Il cinema ha il potere straordinario di riflettere e plasmare la nostra percezione dell’ambiente, fungendo da specchio e megafono delle questioni ecologiche. Attraverso le sue narrazioni visive, il grande schermo può catalizzare il cambiamento, sensibilizzando il pubblico sui problemi ambientali e ispirando azioni concrete. A parlare di questo stretto legame è il libro “Antropocine, lo schermo verde. Manuale di percorsi e idee per un Italian Ecocinema“, edito da Altreconomia.
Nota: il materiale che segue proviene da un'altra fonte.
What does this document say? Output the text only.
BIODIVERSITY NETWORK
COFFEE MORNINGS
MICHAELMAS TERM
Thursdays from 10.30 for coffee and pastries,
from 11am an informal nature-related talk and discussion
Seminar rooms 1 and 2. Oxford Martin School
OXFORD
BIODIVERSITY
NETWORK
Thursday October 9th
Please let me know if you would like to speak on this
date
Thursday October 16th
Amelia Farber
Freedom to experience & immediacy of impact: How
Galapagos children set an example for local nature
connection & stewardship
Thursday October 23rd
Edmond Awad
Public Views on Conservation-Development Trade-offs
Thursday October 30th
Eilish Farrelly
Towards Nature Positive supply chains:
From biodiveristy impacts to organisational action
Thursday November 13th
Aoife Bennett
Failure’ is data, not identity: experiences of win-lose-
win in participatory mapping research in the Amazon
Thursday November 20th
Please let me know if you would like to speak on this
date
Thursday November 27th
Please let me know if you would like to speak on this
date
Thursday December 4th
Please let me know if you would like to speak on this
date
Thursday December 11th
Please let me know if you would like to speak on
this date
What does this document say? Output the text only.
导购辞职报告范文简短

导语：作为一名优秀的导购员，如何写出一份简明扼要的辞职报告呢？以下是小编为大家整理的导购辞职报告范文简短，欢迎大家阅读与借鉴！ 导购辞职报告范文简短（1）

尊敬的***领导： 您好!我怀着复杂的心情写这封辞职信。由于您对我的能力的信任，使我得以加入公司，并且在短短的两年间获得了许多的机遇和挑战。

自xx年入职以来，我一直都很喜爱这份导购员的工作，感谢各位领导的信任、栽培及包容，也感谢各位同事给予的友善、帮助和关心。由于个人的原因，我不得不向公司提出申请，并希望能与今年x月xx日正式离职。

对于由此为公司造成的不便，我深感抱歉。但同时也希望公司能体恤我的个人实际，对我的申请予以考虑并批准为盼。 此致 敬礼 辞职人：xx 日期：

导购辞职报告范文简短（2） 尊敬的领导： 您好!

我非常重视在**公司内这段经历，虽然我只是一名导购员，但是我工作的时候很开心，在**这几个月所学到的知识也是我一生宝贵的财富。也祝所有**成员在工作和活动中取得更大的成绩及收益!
Abbiamo chiesto all’autore Marino Midena di raccontarci di più su questo interessante volume.
Di cosa parla il libro Antropocine
“Antropocine, lo schermo verde” è un viaggio nel
cinema e nell’ambiente attraverso il quale cerco di evidenziare come il
discorso ecologico attraverso la settima arte e quanto, soprattutto in Italia, una tale indagine risulti sinora quasi inesplorata. In sostanza ho cercato di offrire un contributo al dibattito sulle tematiche ambientali, ma anche avviare lo studio di opere, autrici e autori “green” e affermare il ruolo dell’ecologia per la comprensione della realtà.
“AntropoCine” potrebbe essere uno strumento per spiegare gli attuali allarmi ambientali con l’opportunità di vederne sullo schermo gli effetti e le conseguenze, ma anche per capire, attraverso le immagini dei film e il racconto cinematografico, il perché la nostra cultura ambientale presenti oggi grandi limiti, o per evidenziare la possibilità di percorsi etici e sostenibili.
Dobbiamo capire che il destino del
pianeta è il nostro destino, che le sue storie sono le nostre storie.
Dobbiamo quindi raccontarci. Il mezzo cinematografico è uno strumento efficace per confrontarci sulla crisi ambientale e sociale che stiamo vivendo, ma può anche avere un ruolo importante nella difesa stessa del pianeta grazie alla sua capacità di “parlare in profondità” alle persone.
Come nasce l’idea di scrivere un libro sul legame tra cinema e ambiente
Il libro prende le mosse dalla considerazione di come, principalmente a partire dagli anni ’90, si assista ad un’imponente crescita di attenzione per un cinema che tratti di tematiche legate all’ecologia. Interesse che viene manifestato da autori, produzioni e spettatori e che trova rispondenza in un rilevante aumento di manifestazioni. In questi anni nascono i primi festival cinematografici tematici, come il Cinemambiente di Torino, che si affiancano ad un eco-filone di produzione cinematografica sempre più ricco e, in alcuni casi, attento anche sotto il profilo della filiera industriale alle istanze della sostenibilità (Green Set). In sostanza il dopo Chernobyl cambia il rapporto del cinema con il tema ecologico nel senso di una più chiara consapevolezza.
Proprio in quegli anni prende corpo l’approccio Ecocritico grazie al lavoro della studiosa Cheryll Burgess Glotfelty, a cui va ascritto il merito di aver dato una forma canonica allo studio della relazione fra letteratura e ambiente fisico. Approccio che nel decennio successivo viene esteso dalla letteratura al cinema, ovvero all’Ecocinema.
L’osservazione di questa “presa di coscienza” mi ha portato a inventare il neologismo “AntropoCine” rifacendomi chiaramente all’intuizione di Paul Crutzen, scomparso esattamente due anni fa, che nel 2000 coniò il termine Antropocene per indicare una nuova era geologica nella quale l’uomo è responsabile, con le sue predatorie attività, di profonde modificazioni territoriali, strutturali e climatiche.
Il cinema post Chernobyl degli anni novanta e quello post Kyoto degli anni duemila può essere quindi individuato come l’”AntropoCine” e richiede una rinnovata narrazione.